31. As a member of the all-white Singing Senators (with Larry Craig, Idaho; James Jeffords, Vermont; and John Ashcroft, now attorney general), he appears on "Let Freedom Sing!" CD. The CD was produced by one of Lott's former college buddies who was a former singer on the "Lawrence Welk Show."
32.Token minority gesture: The group frequently sang "Battle Hymn of the Republic."
33.Built political contacts in law school while running Ole Miss alumni office.
34. One year out of school, he abandoned his law practice and began political career as aide to U.S. Rep. William Colmer, a Mississippi Democrat known as an ardent segregationist.
35. Elected to House in 1972 as a Republican on Richard Nixon's coattails. Later became first Southern Republican whip.
36. Elected to Senate in 1988, became GOP whip in 1994 - the first Republican ever elected whip in both houses.
37. Was Senate majority leader for five years, till his singing partner, James Jeffords, defected to the Democratic party in 2001.
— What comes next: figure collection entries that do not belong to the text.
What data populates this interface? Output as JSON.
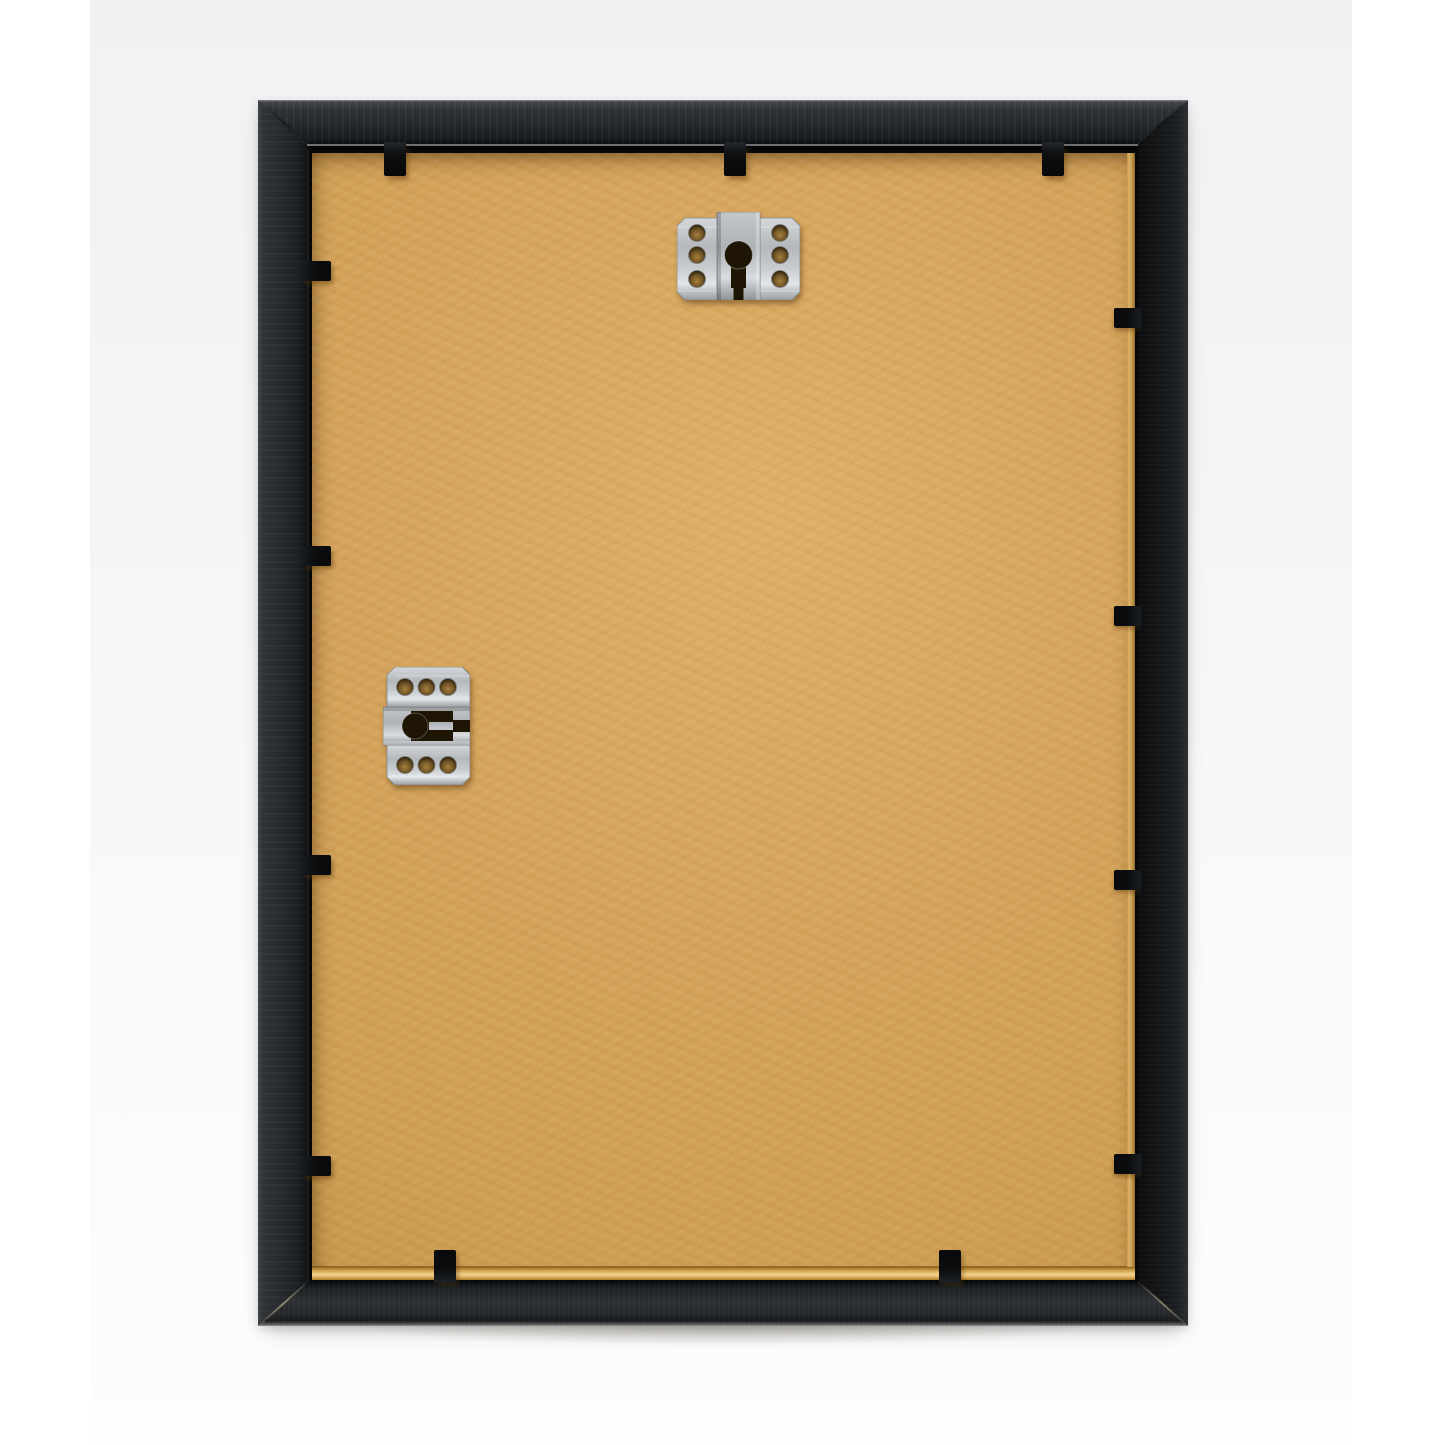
{
  "scene": {
    "type": "product-photo",
    "subject": "Back view of a black picture frame: tan MDF backing board held by black flexi tabs, with two silver keyhole hanger plates (one for portrait, one for landscape hanging)",
    "palette": {
      "page_bg": "#ffffff",
      "photo_bg_top": "#f1f1f3",
      "photo_bg_bottom": "#fdfdfe",
      "frame_black": "#202427",
      "frame_edge_highlight": "#888c8e",
      "rebate_dark": "#08090b",
      "backing_tan": "#d5a45c",
      "backing_vignette": "#b98a43",
      "backing_edge_gold": "#eac173",
      "tab_black": "#0b0d0f",
      "metal_silver": "#b4b8bb",
      "metal_highlight": "#e2e6e8",
      "metal_shadow": "#8f9396",
      "hanger_hole_tan": "#6f5426",
      "keyhole_dark": "#1f1505"
    },
    "layout": {
      "photo_left": 90,
      "photo_width": 1262,
      "frame_left": 258,
      "frame_top": 100,
      "frame_width": 930,
      "frame_height": 1226,
      "rail_top": 44,
      "rail_left": 49,
      "rail_right": 50,
      "rail_bottom": 44
    },
    "hangers": [
      {
        "name": "keyhole-hanger-plate-top",
        "x": 419,
        "y": 112,
        "width": 123,
        "height": 88,
        "orientation": "slot-down"
      },
      {
        "name": "keyhole-hanger-plate-side",
        "x": 125,
        "y": 567,
        "width": 87,
        "height": 118,
        "orientation": "slot-right"
      }
    ],
    "tabs": {
      "top_x": [
        137,
        477,
        795
      ],
      "bottom_x": [
        187,
        692
      ],
      "left_y": [
        171,
        456,
        765,
        1066
      ],
      "right_y": [
        218,
        516,
        780,
        1064
      ]
    }
  }
}
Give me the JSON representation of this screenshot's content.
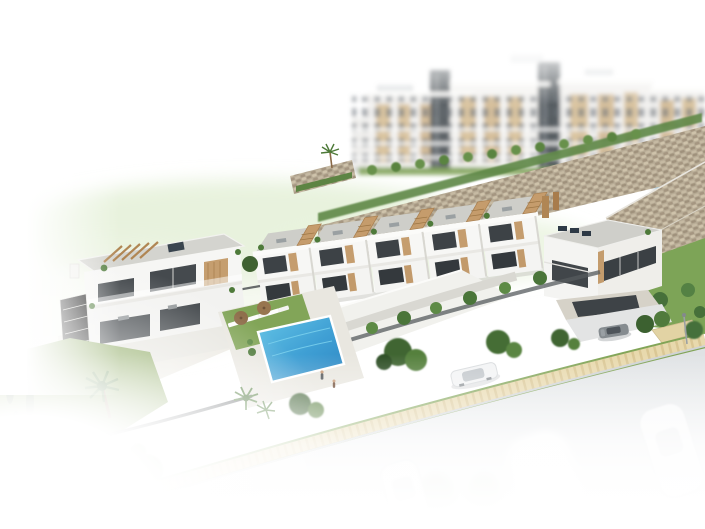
{
  "meta": {
    "description": "Aerial 3D architectural rendering of a modern white residential complex: a terraced row of townhouses with wooden staircases, a corner villa, a duplex villa, a communal swimming pool with sun loungers and parasols, landscaped gardens with palm trees, a tan stone retaining wall, blurred apartment blocks in the background and a curved street with cars fading to white at the image edges."
  },
  "palette": {
    "background": "#ffffff",
    "facade_white": "#f5f5f3",
    "facade_shade": "#e7e6e1",
    "glazing_dark": "#3a3f43",
    "wood_tan": "#c49c6d",
    "roof_gray": "#cecec9",
    "stone_wall": "#b7ab95",
    "pool_blue": "#3f9fd4",
    "lawn_green": "#8aa75e",
    "tree_green": "#3f6532",
    "hedge_green": "#5f8846",
    "path_sand": "#e8d9ad",
    "road_gray": "#dde0e2",
    "fence_dark": "#4a4f52"
  },
  "scene": {
    "background_apartments": {
      "label": "apartment blocks (blurred background)",
      "count": 4
    },
    "stone_wall": {
      "label": "stone retaining wall"
    },
    "townhouse_row": {
      "label": "row of terraced townhouses",
      "count": 5
    },
    "corner_villa": {
      "label": "corner villa with roof terrace"
    },
    "left_villa": {
      "label": "duplex villa with pergola roof deck"
    },
    "pool": {
      "label": "communal swimming pool"
    },
    "loungers": {
      "label": "sun loungers",
      "count": 6
    },
    "umbrellas": {
      "label": "patio parasols",
      "count": 2
    },
    "garden": {
      "label": "landscaped garden with palms and cypresses"
    },
    "sidewalk": {
      "label": "sand-colored paver sidewalk"
    },
    "road": {
      "label": "curved asphalt street fading to white"
    },
    "white_car": {
      "label": "white car on street"
    },
    "gray_car": {
      "label": "gray car at garage driveway"
    },
    "ghost_cars": {
      "label": "faded parked cars",
      "count": 3
    },
    "people": {
      "label": "pedestrians on walkway",
      "count": 2
    },
    "street_lamp": {
      "label": "street lamp"
    },
    "amenity_pool": {
      "label": "small background pool of apartment complex"
    }
  }
}
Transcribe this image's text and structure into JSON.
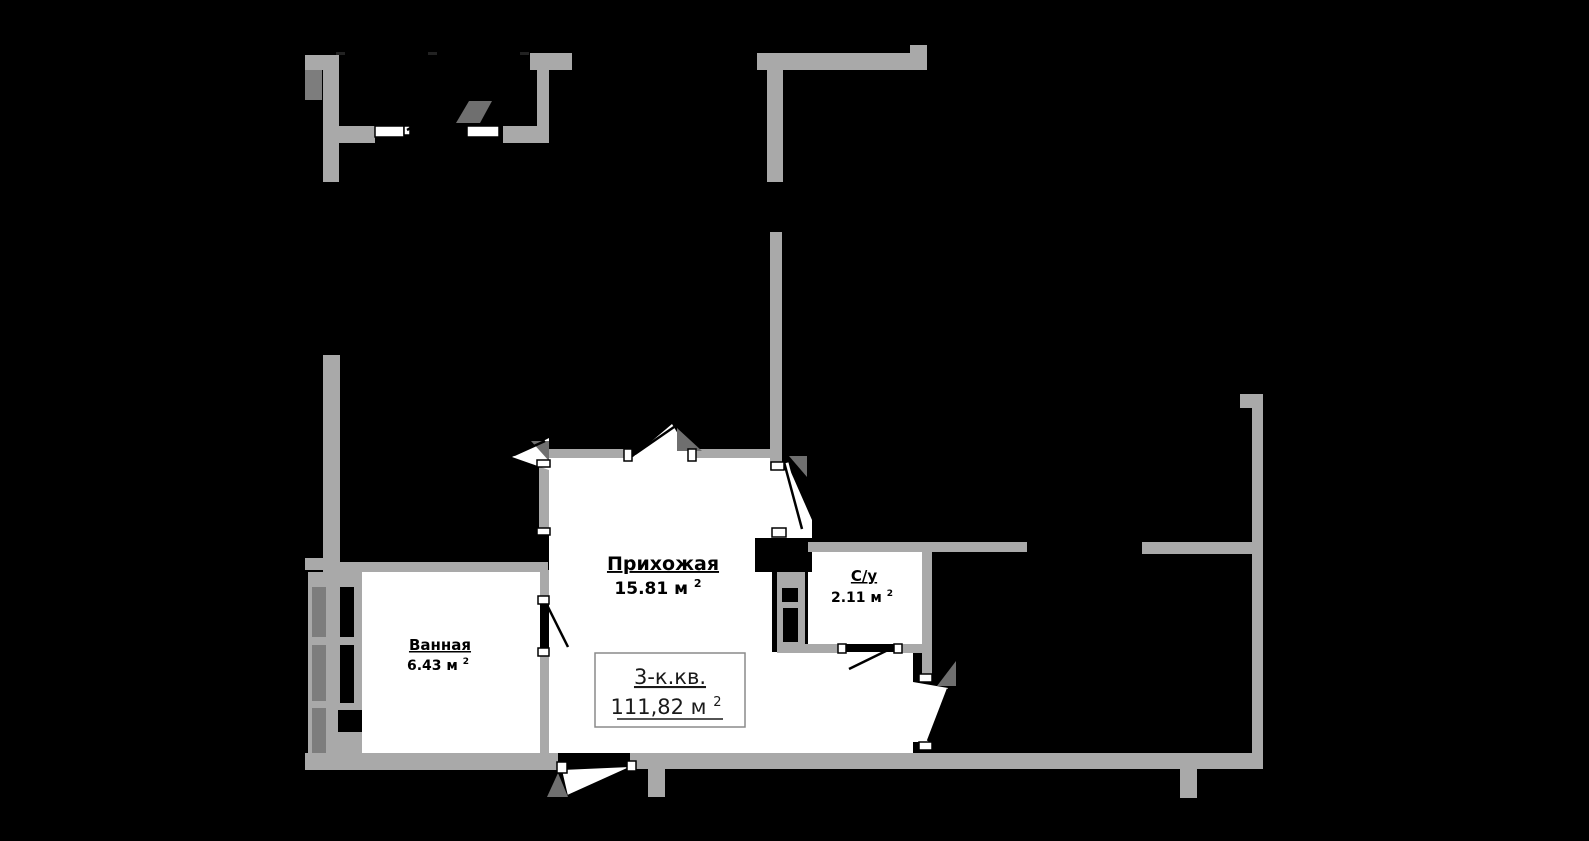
{
  "plan": {
    "apartment_box": {
      "type_label": "3-к.кв.",
      "total_area": "111,82 м",
      "total_area_sup": "2"
    },
    "rooms": [
      {
        "name": "Прихожая",
        "area": "15.81 м",
        "sup": "2"
      },
      {
        "name": "С/у",
        "area": "2.11 м",
        "sup": "2"
      },
      {
        "name": "Ванная",
        "area": "6.43 м",
        "sup": "2"
      }
    ],
    "colors": {
      "background": "#000000",
      "wall": "#a9a9a9",
      "wall_dark": "#7d7d7d",
      "room_fill": "#ffffff",
      "label_text": "#000000",
      "box_border": "#8a8a8a"
    }
  }
}
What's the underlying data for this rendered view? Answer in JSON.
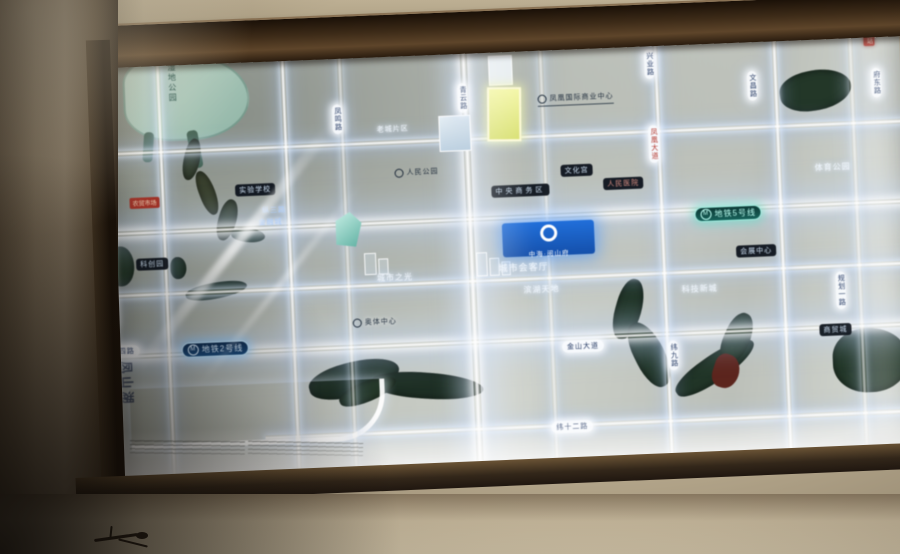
{
  "scene": {
    "kind": "backlit real-estate location map board on a wall",
    "wall_color": "#b2a489",
    "frame_color": "#3d2b18"
  },
  "map": {
    "colors": {
      "panel": "#c4c8c1",
      "road_glow": "#eaf3ff",
      "water": "#223728",
      "lake": "#a9c7b9",
      "highlight_plot": "#e6ee7c",
      "badge_blue": "#1a66d4",
      "metro_line2": "#7ec3f0",
      "metro_line5": "#7fe3d6"
    },
    "lake_label": "湿地公园",
    "watermark": "凤山湖",
    "metro_lines": [
      {
        "id": "line-2",
        "label": "地铁2号线"
      },
      {
        "id": "line-5",
        "label": "地铁5号线"
      }
    ],
    "badge": {
      "title": "中海·阅山府",
      "subtitle": "城市会客厅"
    },
    "roads_vertical_labels": [
      "凤鸣路",
      "青云路",
      "兴业路",
      "文昌路",
      "府东路",
      "纬九路",
      "规划一路",
      "滨湖路",
      "凤凰大道"
    ],
    "roads_horizontal_labels": [
      "金山大道",
      "纬四路",
      "纬十二路"
    ],
    "pois": {
      "dark": [
        "实验学校",
        "中央商务区",
        "文化宫",
        "人民医院",
        "会展中心",
        "科创园",
        "商贸城"
      ],
      "circle": [
        "凤凰国际商业中心",
        "人民公园",
        "奥体中心"
      ],
      "glow": [
        "纵三路",
        "金融城",
        "老城片区",
        "城市之光",
        "滨湖天地",
        "科技新城",
        "体育公园"
      ],
      "red": [
        "油站",
        "农贸市场"
      ]
    }
  }
}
38. Wrote legislation declaring Jefferson Davis' Senate desk the permanent seat of the senior senator from Mississippi.
39.Token minority gesture: Hired black people to work for his Senate office staff, contending, "My actions in trying to directly help individuals" means more than his votes as a congressman.
40. Loves pork-barrel spending in his state. When Mississippi dropped to No. 6 in per capita federal spending earlier this year (from No. 3), Lott bemoaned the decline, but said the state's ranking is "still very respectable. Of course, the definition of wasteful 'pork' is always in the eye of the beholder. In my eye, if it's south of Memphis, it sure isn't pork."
41. As youngest member of the House Judiciary Committee, he voted against impeachment of Richard Nixon in 1974. Twenty-five years later, he voted for the impeachment of Bill Clinton.
42. Credited with undermining Sen. John McCain's 2000 presidential bid.
43.Torpedoed anti-tobacco bill of 1999.
44. Though he represents the 50th poorest state in the union, he is known as one of Washington's biggest opponents of efforts to raise the minimum wage.
45. Picked an early fight with Sen. Hillary Clinton, but backed off when she showed her spine.
46. Once declared he feels closer to Jefferson Davis "than any other man in America."
47. In mid-'90s, organized the Dark Ages Weekend, a mid-winter outing for ultra right-wingers at Miami's posh Doral Golf Resort and Spa in Miami.
48. Was among the Republicans who walked out of Sen. Paul Wellstone's memorial service at the University of Minnesota.
49.In 1981, helped Jackson, Miss., annex white suburbs to dilute political strength of black voters.
50. Token minority gesture: Introduced Senate resolution condemning arson of black churches.